Je vous disais hier qu’après avoir observé qu’une loi pour la logique n’est pas une loi pour l’humanité, le monologue se poursuit par la démonstration de l’universalité de la passion du chaos et de la destruction (ce qui Freud appellera la pulsion de mort). Dostoïevski oppose cette passion du chaos au « principe de mort », c’est-à-dire d’ériger le bien être comme but de la vie humaine. Pour penser l’homme, il n’y a pas à choisir entre le bien être et la souffrance, entre l’amour et la haine, entre la vie et la mort – il faut tout prendre. (Chapitre IX) Ensuite vient le plaidoyer que fait l’homme du sous-sol pour le fantasme : Que m’importe (que mon invention) soit inadmissible ! Que m’importe puisqu’(elle) existe dans mes désirs ou, pour mieux dire, puisqu’(elle) existe tant qu’existent mes désirs ? Et Dostoïevski, pour qu’il n’y ait pas de doutes sur le caractère universel de ce dont il parle, utilisera le pluriel : je suis persuadé que nous autres, hommes du sous-sol, nous devons être tenus en laisse. (Chapitre X)

La fin du monologue (Chapitre XI), est pleine de mouvements contradictoires. D’abord le personnage proclame qu’il préfère l’homme du sous-sol à l’homme normal. Ceci semble cohérent, à partir de tout ce que nous a été soutenu. Et pourtant non, le personnage n’arrive pas, je cite, à croire un seul mot de ce que j’écris ici. En fait, il ne peut considérer sa pensée comme une réalité. Il reprend ses ruminations du début, il se décrit comme incapable d’initiative, et, pour conclure, simplement comme un lâche. Ce revirement, après tout ce qui a été si bien soutenu, apparaît comme incompréhensible. C’est, certainement, qu’un « souvenir lointain » insiste : le meurtre de Lisa.

SI ce « souvenir lointain » peut servir d’explication « psychologique » à la fin de la première partie du livre, du strict point de vue de la logique du discours, le retour aux auto-reproches initiaux semble inévitable. La parole de l’homme du sous-sol s’enferme sur elle-même, ne s’adresse pas à un autre. Tout simplement elle prend appui sur une pensée supposée de l’autre pour poursuivre son déroulement. Certes, ce déroulement recèle un appel désespéré, mais comme le sujet n’attend jamais que sa parole soit accueillie, aucune inscription ne se fait. Si l’auditeur, ici le lecteur, peut s’étonner de l’acuité des propos tenus, ils n’arrivent pas, pour le sujet à constituer un point de vue, d’où l’irréalité de sa pensée.
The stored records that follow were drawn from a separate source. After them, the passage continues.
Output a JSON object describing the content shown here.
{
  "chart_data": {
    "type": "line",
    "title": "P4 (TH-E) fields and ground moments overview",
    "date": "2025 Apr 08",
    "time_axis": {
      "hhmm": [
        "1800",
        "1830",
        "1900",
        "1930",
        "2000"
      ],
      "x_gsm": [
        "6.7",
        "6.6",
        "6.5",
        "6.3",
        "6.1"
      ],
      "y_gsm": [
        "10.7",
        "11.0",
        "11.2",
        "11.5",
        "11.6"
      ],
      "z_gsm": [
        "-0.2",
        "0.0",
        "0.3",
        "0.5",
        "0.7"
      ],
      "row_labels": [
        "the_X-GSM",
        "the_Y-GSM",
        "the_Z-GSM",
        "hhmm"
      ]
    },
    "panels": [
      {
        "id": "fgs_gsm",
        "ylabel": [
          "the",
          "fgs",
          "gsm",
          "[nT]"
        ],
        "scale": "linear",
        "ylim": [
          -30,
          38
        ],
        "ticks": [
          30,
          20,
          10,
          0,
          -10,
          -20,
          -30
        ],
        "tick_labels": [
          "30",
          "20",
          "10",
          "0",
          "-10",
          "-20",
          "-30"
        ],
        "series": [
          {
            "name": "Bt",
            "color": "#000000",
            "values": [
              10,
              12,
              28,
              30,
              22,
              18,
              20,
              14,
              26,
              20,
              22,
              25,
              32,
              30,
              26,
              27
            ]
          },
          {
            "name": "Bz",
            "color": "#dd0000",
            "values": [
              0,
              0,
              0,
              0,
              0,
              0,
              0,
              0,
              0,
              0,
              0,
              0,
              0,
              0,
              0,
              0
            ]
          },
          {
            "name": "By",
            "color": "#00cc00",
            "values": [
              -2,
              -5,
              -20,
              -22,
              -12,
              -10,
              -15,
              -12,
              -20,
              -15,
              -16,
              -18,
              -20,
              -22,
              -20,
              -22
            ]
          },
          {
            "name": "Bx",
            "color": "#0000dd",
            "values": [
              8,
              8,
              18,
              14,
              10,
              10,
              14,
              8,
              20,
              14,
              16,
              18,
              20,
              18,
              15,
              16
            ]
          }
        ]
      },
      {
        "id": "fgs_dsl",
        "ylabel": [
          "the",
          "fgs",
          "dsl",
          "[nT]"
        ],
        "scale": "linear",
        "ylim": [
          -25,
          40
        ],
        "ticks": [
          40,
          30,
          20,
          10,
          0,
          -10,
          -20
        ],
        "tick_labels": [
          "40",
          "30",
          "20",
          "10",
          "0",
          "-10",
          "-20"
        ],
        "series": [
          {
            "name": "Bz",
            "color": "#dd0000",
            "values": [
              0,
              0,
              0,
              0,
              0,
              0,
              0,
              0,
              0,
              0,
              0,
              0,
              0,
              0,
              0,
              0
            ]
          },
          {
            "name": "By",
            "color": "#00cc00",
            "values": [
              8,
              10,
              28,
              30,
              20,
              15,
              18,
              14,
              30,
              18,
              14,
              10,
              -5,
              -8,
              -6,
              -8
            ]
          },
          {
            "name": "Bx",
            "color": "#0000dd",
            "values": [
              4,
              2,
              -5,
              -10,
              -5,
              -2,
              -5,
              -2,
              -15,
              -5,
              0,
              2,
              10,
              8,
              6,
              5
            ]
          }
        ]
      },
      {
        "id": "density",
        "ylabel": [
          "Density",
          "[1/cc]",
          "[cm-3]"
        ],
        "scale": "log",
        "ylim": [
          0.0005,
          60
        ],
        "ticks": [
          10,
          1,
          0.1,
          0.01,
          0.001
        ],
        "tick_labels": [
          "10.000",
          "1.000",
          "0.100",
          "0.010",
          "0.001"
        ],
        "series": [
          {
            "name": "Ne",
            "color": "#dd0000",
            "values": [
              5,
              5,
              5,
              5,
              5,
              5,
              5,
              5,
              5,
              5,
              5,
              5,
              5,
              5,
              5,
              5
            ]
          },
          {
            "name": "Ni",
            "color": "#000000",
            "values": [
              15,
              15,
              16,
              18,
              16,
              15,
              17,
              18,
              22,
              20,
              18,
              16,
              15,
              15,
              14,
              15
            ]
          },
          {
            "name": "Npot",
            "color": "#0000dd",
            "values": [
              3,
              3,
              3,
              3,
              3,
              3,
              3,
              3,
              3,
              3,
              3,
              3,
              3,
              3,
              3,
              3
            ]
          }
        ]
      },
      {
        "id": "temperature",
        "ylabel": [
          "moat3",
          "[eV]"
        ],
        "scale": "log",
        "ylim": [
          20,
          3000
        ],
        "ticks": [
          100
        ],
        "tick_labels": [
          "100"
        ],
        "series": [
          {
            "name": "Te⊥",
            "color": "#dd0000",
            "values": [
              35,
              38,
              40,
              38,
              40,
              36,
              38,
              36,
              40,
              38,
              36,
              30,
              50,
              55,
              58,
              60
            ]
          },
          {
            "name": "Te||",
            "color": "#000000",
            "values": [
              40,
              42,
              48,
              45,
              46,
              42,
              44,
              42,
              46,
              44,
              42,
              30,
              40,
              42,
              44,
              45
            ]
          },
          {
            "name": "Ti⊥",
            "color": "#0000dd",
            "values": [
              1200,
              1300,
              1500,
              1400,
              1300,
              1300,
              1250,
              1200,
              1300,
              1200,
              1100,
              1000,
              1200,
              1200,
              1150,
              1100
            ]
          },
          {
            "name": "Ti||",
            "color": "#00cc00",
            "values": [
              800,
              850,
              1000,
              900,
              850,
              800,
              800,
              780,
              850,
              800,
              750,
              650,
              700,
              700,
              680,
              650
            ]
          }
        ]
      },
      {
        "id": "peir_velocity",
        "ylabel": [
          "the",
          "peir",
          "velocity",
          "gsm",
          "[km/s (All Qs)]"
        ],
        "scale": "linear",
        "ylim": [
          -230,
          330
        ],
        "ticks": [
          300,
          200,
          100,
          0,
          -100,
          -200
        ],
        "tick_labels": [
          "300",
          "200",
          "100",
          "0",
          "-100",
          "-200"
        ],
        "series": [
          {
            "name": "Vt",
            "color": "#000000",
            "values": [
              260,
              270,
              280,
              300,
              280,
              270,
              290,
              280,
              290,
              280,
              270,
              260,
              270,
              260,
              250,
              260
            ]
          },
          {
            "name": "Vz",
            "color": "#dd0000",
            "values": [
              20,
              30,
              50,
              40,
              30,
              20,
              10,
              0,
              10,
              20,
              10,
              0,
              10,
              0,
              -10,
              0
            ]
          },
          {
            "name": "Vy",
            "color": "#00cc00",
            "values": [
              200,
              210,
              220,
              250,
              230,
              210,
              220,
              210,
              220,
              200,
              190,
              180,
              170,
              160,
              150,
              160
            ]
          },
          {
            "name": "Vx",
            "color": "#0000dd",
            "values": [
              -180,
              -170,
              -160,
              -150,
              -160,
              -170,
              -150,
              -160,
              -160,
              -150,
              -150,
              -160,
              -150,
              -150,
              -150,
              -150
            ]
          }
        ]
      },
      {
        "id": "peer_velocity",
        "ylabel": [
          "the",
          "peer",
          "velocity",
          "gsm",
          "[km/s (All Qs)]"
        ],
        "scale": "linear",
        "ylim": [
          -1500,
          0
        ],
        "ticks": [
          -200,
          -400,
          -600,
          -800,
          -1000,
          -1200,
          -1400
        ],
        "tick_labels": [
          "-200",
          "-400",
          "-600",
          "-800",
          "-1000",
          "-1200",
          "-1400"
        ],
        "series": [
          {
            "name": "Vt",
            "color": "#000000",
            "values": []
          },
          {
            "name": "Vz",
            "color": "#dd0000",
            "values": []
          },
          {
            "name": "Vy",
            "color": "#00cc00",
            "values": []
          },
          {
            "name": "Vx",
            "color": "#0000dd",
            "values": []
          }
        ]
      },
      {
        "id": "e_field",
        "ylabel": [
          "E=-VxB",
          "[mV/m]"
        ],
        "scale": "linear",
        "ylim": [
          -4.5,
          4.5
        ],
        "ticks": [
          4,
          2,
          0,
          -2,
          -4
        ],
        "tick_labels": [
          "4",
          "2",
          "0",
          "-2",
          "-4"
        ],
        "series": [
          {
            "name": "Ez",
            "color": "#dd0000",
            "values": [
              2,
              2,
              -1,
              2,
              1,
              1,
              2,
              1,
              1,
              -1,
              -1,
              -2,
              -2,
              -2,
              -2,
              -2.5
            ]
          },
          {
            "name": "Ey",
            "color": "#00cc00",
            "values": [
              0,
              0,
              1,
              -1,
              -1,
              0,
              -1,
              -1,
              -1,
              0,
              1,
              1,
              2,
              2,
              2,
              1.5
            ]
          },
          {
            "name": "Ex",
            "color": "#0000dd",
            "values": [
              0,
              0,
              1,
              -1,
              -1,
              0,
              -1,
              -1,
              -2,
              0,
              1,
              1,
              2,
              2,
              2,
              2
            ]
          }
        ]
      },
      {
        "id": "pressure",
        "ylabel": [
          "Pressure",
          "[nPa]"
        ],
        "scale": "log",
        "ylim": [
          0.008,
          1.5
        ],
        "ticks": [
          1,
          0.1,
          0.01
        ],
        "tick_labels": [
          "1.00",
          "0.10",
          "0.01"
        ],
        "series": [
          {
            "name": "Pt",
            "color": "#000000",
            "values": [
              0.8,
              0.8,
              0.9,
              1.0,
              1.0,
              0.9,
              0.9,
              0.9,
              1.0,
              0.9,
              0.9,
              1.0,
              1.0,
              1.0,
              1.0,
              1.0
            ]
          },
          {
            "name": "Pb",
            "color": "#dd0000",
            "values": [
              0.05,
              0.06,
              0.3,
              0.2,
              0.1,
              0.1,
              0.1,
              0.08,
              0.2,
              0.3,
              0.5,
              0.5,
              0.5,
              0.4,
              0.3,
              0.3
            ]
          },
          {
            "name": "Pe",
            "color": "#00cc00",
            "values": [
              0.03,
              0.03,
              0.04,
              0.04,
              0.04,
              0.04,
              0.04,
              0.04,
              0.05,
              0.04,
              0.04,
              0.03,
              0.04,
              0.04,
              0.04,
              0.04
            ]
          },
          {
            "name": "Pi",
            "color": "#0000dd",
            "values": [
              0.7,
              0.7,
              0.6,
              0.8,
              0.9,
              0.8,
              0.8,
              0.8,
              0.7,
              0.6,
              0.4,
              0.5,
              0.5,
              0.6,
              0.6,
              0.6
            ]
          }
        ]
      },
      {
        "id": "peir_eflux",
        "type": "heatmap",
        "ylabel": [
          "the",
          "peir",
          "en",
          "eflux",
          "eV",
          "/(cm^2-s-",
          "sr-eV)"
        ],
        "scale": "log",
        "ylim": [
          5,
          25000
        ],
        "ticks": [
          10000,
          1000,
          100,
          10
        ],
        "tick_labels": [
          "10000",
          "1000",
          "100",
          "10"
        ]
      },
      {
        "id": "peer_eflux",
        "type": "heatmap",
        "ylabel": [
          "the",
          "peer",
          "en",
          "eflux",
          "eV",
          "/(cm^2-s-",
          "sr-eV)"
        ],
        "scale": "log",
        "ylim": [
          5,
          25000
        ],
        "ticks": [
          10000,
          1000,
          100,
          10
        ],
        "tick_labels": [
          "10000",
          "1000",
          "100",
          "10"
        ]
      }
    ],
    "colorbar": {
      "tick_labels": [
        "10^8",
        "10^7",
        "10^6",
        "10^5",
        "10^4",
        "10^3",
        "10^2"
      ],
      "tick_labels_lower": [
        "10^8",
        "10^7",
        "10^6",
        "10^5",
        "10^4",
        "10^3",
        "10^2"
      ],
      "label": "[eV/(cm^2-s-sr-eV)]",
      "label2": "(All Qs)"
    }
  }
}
L’homme du sous-sol parle, c’est vrai, comme s’il était en thérapie. À cet égard, il est une démonstration éloquente de comment une thérapie ne se réduit pas à l’association libre. Essentielle comme méthode de travail, l’association libre présuppose la présence réelle d’un autre sujet, le thérapeute (infirmier, éducateur, psychologie, psychanalyste). À celui-ci de veiller à ce que le patient fasse un bon usage de cette méthode, afin qu’elle ne devienne pas la voie à une introspection stérile. Pour cela, le patient doit se sentir accompagné, soutenu et reconnu dans l’expérience exigeante, parfois désorganisatrice, qui est la découverte de l’inconscient.

La solitude extrême de l’homme du sous-sol est, fondamentalement, ce qui caractérise tous les personnages dostoïevskiens. Ce qui n’empêche pas Dostoïevski d’être, par excellence, l’écrivain de la rencontre. Certes, de la rencontre ratée, mais ce ratage révèle puissamment son envers : l’événement psychique qui aurait eu lieu si le personnage pouvait transformer son appel désespéré en désir d’être accueilli par l’autre, si le personnage acceptait le risque de se déloger de sa solitude pour vivre l’accomplissement qui accompagne la reconnaissance de sa dette, de sa dépendance à un autre sujet.

Demain: le plus grand pêché

Historique : Le 2 décembre 2008, à l’hôpital d’Antony, Nicolas Sarkozy, Président de la République Française, désigne comme potentiellement criminelles, en tout cas potentiellement dangereuses, toutes les personnes qui présentent des signes peu ordinaires de souffrance psychique. Dans le droit fil de ce discours, au 1 août dernier une loi dite des « soins sans consentement » est entrée en vigueur.

En d’autres termes, le gouvernement érige le trauma en projet de société. Mettre l’angoisse, le désir et la pensée à l’index est une nécessité inséparable de son modèle économique: le citoyen doit être un individu sans subjectivité, sans sensibilité, simple reproducteur anonyme des conditions de fonctionnement d’un système d’échange où il n’y a plus d’échange, qui produit le vide de sens dont la machine a besoin pour se perpétuer - et la princesse de Clèves peut aller se faire foutre.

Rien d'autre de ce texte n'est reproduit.